I capi di 22 popoli indigeni dei cinque continenti hanno lanciato, dal Cile, un appello all’azione per proteggere il Pianeta, al termine di un pellegrinaggio di 46 giorni intorno al mondo. “La Terra urla, ma nessuno la ascolta. La giungla urla; non è rispettata dagli esseri umani. Proteggiamo la vita, salviamo la vita qui sul pianeta”, tuona il capo del popolo brasiliano Noke Koi, Yama Nomanawa, 37 anni, durante una cerimonia a Graneros. Chiede di porre fine alla “distruzione della Terra”, in particolare nel bacino amazzonico, dove una parte significativa della foresta potrebbe raggiungere un “punto di non ritorno” entro il 2050 a causa della siccità, degli incendi e della deforestazione, secondo uno studio pubblicato nel 2024 sulla rivista Nature.

La cerimonia ha riunito per la prima volta i capi indigeni dei cinque continenti.
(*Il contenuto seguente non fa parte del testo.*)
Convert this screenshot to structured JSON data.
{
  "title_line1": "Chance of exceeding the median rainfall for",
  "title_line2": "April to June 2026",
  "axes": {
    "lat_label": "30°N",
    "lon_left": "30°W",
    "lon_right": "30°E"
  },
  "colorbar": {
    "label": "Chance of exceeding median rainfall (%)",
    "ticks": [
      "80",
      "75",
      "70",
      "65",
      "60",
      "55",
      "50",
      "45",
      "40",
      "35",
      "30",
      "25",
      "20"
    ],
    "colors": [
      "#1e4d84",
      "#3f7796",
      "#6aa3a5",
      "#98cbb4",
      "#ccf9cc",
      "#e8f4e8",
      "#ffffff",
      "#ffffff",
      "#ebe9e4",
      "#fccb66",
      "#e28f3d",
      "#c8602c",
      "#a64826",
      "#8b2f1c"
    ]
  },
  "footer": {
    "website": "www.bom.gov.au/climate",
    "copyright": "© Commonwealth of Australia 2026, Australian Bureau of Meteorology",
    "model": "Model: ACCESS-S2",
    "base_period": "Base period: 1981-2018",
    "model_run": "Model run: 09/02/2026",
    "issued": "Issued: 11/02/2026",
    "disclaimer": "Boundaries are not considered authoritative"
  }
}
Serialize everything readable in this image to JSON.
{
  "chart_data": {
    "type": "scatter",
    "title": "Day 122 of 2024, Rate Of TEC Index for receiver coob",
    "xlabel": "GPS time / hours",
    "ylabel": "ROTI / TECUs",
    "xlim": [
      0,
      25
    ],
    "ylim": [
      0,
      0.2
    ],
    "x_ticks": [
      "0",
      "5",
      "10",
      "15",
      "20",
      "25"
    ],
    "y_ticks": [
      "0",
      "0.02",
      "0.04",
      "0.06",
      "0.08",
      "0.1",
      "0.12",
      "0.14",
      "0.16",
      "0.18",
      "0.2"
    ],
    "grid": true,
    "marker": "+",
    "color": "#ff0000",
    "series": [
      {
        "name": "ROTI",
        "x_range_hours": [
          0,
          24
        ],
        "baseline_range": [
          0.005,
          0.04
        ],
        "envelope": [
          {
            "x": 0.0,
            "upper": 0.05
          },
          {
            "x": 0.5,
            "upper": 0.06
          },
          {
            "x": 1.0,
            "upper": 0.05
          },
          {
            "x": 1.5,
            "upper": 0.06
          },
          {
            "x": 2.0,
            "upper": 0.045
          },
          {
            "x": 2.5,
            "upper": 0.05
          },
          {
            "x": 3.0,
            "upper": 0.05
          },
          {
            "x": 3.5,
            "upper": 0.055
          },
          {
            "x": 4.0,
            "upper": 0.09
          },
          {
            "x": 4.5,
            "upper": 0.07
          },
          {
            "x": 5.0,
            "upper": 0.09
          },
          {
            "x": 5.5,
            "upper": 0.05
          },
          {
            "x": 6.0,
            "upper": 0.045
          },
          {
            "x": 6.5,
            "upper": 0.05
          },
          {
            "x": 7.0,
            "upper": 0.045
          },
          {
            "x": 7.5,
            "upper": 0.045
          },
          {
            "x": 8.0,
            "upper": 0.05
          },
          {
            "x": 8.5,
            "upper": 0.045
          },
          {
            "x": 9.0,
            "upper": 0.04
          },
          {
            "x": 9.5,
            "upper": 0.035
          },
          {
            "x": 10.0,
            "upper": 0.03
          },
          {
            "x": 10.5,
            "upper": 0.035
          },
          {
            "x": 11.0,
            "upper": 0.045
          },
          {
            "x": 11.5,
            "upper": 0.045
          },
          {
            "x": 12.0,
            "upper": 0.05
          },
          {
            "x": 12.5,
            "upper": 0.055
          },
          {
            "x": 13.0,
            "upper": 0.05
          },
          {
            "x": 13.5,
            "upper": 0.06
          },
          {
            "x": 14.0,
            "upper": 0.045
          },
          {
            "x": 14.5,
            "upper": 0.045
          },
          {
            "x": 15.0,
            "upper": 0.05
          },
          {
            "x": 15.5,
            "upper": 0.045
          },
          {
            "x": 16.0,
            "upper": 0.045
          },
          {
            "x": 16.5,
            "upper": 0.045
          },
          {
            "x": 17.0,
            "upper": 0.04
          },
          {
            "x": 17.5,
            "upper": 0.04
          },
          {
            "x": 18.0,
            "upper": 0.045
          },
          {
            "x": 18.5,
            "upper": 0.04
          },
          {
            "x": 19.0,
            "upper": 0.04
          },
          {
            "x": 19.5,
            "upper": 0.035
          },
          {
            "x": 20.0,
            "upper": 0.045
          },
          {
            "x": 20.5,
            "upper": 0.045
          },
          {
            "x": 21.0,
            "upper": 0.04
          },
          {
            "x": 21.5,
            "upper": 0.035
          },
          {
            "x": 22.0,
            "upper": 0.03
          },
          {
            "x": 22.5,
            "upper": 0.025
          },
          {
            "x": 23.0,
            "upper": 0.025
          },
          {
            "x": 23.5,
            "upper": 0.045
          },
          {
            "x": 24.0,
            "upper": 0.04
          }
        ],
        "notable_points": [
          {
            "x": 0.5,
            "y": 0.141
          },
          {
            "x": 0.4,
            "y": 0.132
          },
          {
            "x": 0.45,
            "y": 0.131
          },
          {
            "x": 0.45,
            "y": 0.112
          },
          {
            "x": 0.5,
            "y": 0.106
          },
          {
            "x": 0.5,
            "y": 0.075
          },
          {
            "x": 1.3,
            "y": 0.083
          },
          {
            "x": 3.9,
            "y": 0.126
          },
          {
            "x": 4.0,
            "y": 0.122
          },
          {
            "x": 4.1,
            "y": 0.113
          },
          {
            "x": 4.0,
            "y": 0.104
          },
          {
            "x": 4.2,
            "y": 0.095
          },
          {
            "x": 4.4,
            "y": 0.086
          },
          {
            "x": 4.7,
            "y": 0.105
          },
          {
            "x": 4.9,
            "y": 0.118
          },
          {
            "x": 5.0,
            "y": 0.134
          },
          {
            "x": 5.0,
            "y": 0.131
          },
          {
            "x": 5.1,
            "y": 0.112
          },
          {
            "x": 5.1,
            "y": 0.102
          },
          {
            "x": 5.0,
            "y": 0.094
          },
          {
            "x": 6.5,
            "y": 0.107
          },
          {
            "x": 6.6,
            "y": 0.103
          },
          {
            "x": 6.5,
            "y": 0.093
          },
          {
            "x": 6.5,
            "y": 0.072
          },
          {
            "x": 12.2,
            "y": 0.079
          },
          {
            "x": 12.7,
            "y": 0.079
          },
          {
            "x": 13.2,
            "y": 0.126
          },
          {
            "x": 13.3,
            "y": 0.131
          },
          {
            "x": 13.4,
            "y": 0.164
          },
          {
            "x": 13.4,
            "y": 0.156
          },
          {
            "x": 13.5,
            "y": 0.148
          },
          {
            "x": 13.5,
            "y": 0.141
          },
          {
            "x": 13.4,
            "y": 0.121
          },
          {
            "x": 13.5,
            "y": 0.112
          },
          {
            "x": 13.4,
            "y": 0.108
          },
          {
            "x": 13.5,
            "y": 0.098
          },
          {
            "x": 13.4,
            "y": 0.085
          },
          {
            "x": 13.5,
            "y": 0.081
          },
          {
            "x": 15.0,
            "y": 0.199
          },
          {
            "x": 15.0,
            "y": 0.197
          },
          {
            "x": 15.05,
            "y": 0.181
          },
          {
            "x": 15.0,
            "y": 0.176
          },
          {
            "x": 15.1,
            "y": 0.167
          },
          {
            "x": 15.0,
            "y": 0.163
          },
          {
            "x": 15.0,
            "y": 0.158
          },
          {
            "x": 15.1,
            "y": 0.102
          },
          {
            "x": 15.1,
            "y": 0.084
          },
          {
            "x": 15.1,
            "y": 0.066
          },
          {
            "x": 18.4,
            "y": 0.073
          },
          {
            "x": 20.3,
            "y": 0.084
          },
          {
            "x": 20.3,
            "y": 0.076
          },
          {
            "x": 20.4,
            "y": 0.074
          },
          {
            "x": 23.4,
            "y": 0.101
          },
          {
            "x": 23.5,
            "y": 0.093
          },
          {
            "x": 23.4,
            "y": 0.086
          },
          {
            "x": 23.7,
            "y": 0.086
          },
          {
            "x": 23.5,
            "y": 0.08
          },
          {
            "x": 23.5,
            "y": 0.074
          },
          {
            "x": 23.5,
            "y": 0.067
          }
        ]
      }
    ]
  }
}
Ha concluso un pellegrinaggio di 46 giorni iniziato in Italia, con tappe in India, Australia e Zimbabwe, e conclusosi in Cile. Durante il pellegrinaggio, i rappresentanti dei popoli Khalkha della Mongolia, Noke Koi del Brasile e Kallawaya della Bolivia, tra gli altri, hanno cantato, ballato e pregato al ritmo dei tamburi intorno a un altare dove hanno acceso un fuoco.

Le piume rappresentano i continenti e oggi, per la prima volta, abbiamo i cinque continenti”, spiega Heriberto Villasenor, direttore di Raices de la Tierra, una ONG dedicata alla conservazione delle culture indigene. Al termine della cerimonia, i capi delle popolazioni indigene hanno lanciato un appello congiunto a favore di una maggiore protezione della natura. “Facciamo parte della natura. Non siamo separati da essa. Siamo in un momento cruciale in cui tante cose sono state distrutte, in gran parte dall’uomo”, comunica all’AFP Rutendo Ngara, 49 anni, rappresentante del gruppo sudafricano Oba Umbuntu. Ognuno ha anche fatto da portavoce delle preoccupazioni che agitano la propria regione. “Purtroppo, si sta cercando di estrarre l’uranio in Mongolia. È un elemento importante che dovrebbe rimanere sottoterra”, commenta Tsegi Batmunkh.

Nel gennaio 2025, il gruppo nucleare francese Orano ha firmato un accordo con Ulan Bator per lo sfruttamento di un importante giacimento di uranio nel sud-ovest del paese.